If you’re too old to fit your hand in the can, you’re too old for them.
Anything and everything can kill you at the right dose. If scientists were to discover oxygen today, they would label it as a poisonous flammable gas (it just takes about 80 years, or the average human lifespan, to do so). Oxygen, water, iron, vitamin D, even pot can all kill you. Ironically, pot is probably one of the safer items on that list. So where does our food come into this equation? Where is the line between food and poison? Process.
Processed food is overloaded with preservative and ingredients to keep it lasting long and able to be cooked easily. Because it has been overloaded, you, consequently, have been overdosed.
I know what you’re thinking: if these foods are “generally recognized as safe” and are legally on the market, they can’t be that bad. Wrong. “Generally recognized as safe” are not actually safe. Here’s why.
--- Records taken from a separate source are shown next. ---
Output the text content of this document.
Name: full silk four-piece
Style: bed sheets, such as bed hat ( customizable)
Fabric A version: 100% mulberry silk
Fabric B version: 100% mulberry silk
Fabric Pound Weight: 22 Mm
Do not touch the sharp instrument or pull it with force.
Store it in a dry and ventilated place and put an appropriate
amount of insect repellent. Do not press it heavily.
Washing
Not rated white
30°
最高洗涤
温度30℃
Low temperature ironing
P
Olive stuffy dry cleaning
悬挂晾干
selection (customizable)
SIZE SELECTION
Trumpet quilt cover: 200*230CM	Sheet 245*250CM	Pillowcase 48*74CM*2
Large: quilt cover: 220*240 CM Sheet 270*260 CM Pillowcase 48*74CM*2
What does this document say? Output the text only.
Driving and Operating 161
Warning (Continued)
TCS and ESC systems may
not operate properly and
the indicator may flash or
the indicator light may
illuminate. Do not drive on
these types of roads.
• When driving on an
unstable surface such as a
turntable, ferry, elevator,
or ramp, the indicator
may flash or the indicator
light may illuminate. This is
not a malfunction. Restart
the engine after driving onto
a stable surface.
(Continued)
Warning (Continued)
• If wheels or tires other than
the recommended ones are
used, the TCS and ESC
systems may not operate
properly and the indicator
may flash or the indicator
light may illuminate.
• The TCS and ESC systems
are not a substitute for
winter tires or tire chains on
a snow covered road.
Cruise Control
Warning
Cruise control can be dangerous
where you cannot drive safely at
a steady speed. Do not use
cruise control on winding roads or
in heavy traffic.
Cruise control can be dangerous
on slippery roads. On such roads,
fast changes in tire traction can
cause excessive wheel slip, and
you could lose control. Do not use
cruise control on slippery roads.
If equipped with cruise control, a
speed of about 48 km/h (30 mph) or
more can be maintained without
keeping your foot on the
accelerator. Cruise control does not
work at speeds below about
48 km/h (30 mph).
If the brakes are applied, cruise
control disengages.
First, a substance becomes GRAS when it is generally recognized by experts qualified by scientific training as having been adequately shown to be safe under the conditions of its intended use through scientific experimentation. The most important part of this is “intended use.” Back when these GRAS ingredients were tested, likely in the 50s, the quantities of substances in processed food were far below what they currently are. Despite changes in our consumption and food products, GRAS has not been updated.
Second, all a food company has to do is gather a group of scientists to declare a substance as GRAS in order to petition the FDA to approve it. Even better, those scientists are paid by the food company itself! Of the 10,000 items on the GRAS list, the FDA was not even notified of 1,000 of them, and 3,000 have never even undergone review.
What can you do to make sure you’re not eating this crap? Before diving into that Lunchable, frozen pizza, even that Lean Cuisine, look at the ingredients list. If there are more than 5 that you cannot understand, put it down.